Make sure you have training sessions on inclusivity and LGBTQ+ specific workshops throughout they year, not just during the Pride month. This is also a great way to raise awareness. For example, earlier this year, Few&Far booked a LGBTQ+ speaker, Andreena Leeanne, to come in and share her experience of coming out and how to be more aware of it. She was so passionate and her story was really interesting. Hearing others' experiences and having these open conversations is a great way for people (whether you’re a part of the community or not) to be more empathetic.

MICHAEL HAYDEN - Design Talent Consultant

It’s frustrating when companies use being inclusive as a USP. That’s something that should just be there, regardless. You shouldn't have to win it. They should focus on creating space for open communication.

In my past work experiences, I’ve been concerned about fitting in. I’d make a real conscious effort to make them think I was straight, and it’s tiring to pretend to be someone you’re not. You almost live in fear of being called out. 

Of course, you may not know someone feels this way, but that's why constant effort to make a safe environment is key. So a self-aware leader can make a huge difference. Something as simple as not showing favouritism or gravitating towards a certain type of person, as this can isolate others and put pressure on them to fit in. Instead, interact with everyone in the office, show equal interest and appreciate what makes people unique.

Having a ‘buddy’ system and a person you can talk to can help. I’ll always remember a colleague of mine, Luke.
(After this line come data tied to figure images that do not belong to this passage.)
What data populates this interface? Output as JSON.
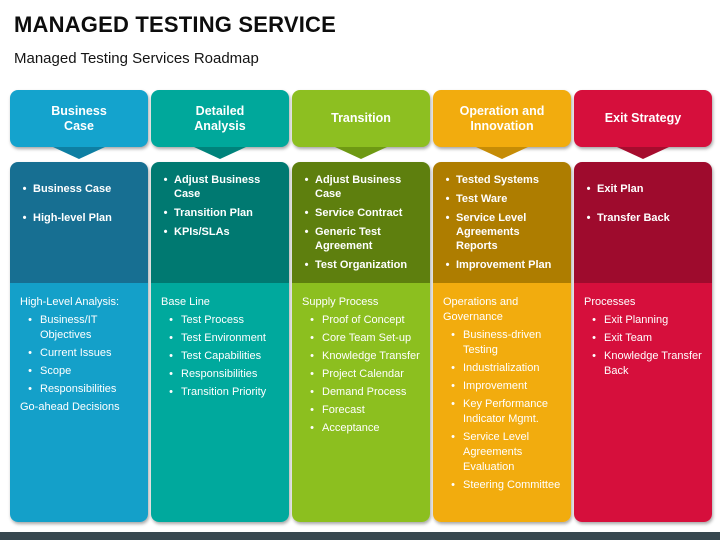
{
  "page": {
    "title": "MANAGED TESTING SERVICE",
    "subtitle": "Managed Testing Services Roadmap"
  },
  "bullet_glyph": "•",
  "footer_bar_color": "#37474F",
  "columns": [
    {
      "header": "Business Case",
      "colors": {
        "header": "#14A3CD",
        "chevron": "#0E7FA3",
        "top": "#176F92",
        "bottom": "#14A0C9"
      },
      "top": [
        "Business Case",
        "High-level Plan"
      ],
      "bottom": [
        {
          "bullet": false,
          "text": "High-Level Analysis:"
        },
        {
          "bullet": true,
          "text": "Business/IT Objectives"
        },
        {
          "bullet": true,
          "text": "Current Issues"
        },
        {
          "bullet": true,
          "text": "Scope"
        },
        {
          "bullet": true,
          "text": "Responsibilities"
        },
        {
          "bullet": false,
          "text": "Go-ahead Decisions"
        }
      ]
    },
    {
      "header": "Detailed Analysis",
      "colors": {
        "header": "#00A89B",
        "chevron": "#00837B",
        "top": "#007971",
        "bottom": "#00A99D"
      },
      "top": [
        "Adjust Business Case",
        "Transition Plan",
        "KPIs/SLAs"
      ],
      "bottom": [
        {
          "bullet": false,
          "text": "Base Line"
        },
        {
          "bullet": true,
          "text": "Test Process"
        },
        {
          "bullet": true,
          "text": "Test Environment"
        },
        {
          "bullet": true,
          "text": "Test Capabilities"
        },
        {
          "bullet": true,
          "text": "Responsibilities"
        },
        {
          "bullet": true,
          "text": "Transition Priority"
        }
      ]
    },
    {
      "header": "Transition",
      "colors": {
        "header": "#8DBF21",
        "chevron": "#6E9913",
        "top": "#5E7F0E",
        "bottom": "#8CBF1F"
      },
      "top": [
        "Adjust Business Case",
        "Service Contract",
        "Generic Test Agreement",
        "Test Organization"
      ],
      "bottom": [
        {
          "bullet": false,
          "text": "Supply Process"
        },
        {
          "bullet": true,
          "text": "Proof of Concept"
        },
        {
          "bullet": true,
          "text": "Core Team Set-up"
        },
        {
          "bullet": true,
          "text": "Knowledge Transfer"
        },
        {
          "bullet": true,
          "text": "Project Calendar"
        },
        {
          "bullet": true,
          "text": "Demand Process"
        },
        {
          "bullet": true,
          "text": "Forecast"
        },
        {
          "bullet": true,
          "text": "Acceptance"
        }
      ]
    },
    {
      "header": "Operation and Innovation",
      "colors": {
        "header": "#F2AC0E",
        "chevron": "#C68C06",
        "top": "#AE7D00",
        "bottom": "#F2AC0E"
      },
      "top": [
        "Tested Systems",
        "Test Ware",
        "Service Level Agreements Reports",
        "Improvement Plan"
      ],
      "bottom": [
        {
          "bullet": false,
          "text": "Operations and Governance"
        },
        {
          "bullet": true,
          "text": "Business-driven Testing"
        },
        {
          "bullet": true,
          "text": "Industrialization"
        },
        {
          "bullet": true,
          "text": "Improvement"
        },
        {
          "bullet": true,
          "text": "Key Performance Indicator Mgmt."
        },
        {
          "bullet": true,
          "text": "Service Level Agreements Evaluation"
        },
        {
          "bullet": true,
          "text": "Steering Committee"
        }
      ]
    },
    {
      "header": "Exit Strategy",
      "colors": {
        "header": "#D60F3C",
        "chevron": "#A60C2E",
        "top": "#9E0B2D",
        "bottom": "#D60F3C"
      },
      "top": [
        "Exit Plan",
        "Transfer Back"
      ],
      "bottom": [
        {
          "bullet": false,
          "text": "Processes"
        },
        {
          "bullet": true,
          "text": "Exit Planning"
        },
        {
          "bullet": true,
          "text": "Exit Team"
        },
        {
          "bullet": true,
          "text": "Knowledge Transfer Back"
        }
      ]
    }
  ]
}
He was one of the first people I came out to in a work environment because he was open-minded, showed a genuine interest in me and would ask questions to learn about the gay community. He was really supportive and always said he was there if I needed someone to talk to, instead of always shutting with his views. It made work a lot easier for me, knowing that I always had that one person who I could go to. 

Be more like Luke.

What can you learn from this?

It’s clear there’s work to be done by all of us. So, here are five key takeaways ‌you can encourage and implement in your our workplaces and day-to-day lives:  

  1. Pride shouldn’t have a time slot. Don’t just post on social media during Pride month, be an ally to those in the LGBTQ+ community all year round. 
  1. Disconnect a person and their sexuality. It’s not an identifier. A person's sexuality has nothing to do with how good they are at a job.
  1. Have people from the LGBTQ+ community on your board or in your leadership team to advise you and ensure your decisions and policies are inclusive. Read our 5 step plan to building a diverse team.
  1. Hearing others' experiences and having these open conversations is a great way for people to learn and be more empathetic. So, throughout the year, have training sessions on inclusivity and LGBTQ+ specific workshops. 
  2. Have a ‘buddy’ system so everyone in your company has someone they can talk openly with and can trust that it’ll be confidential.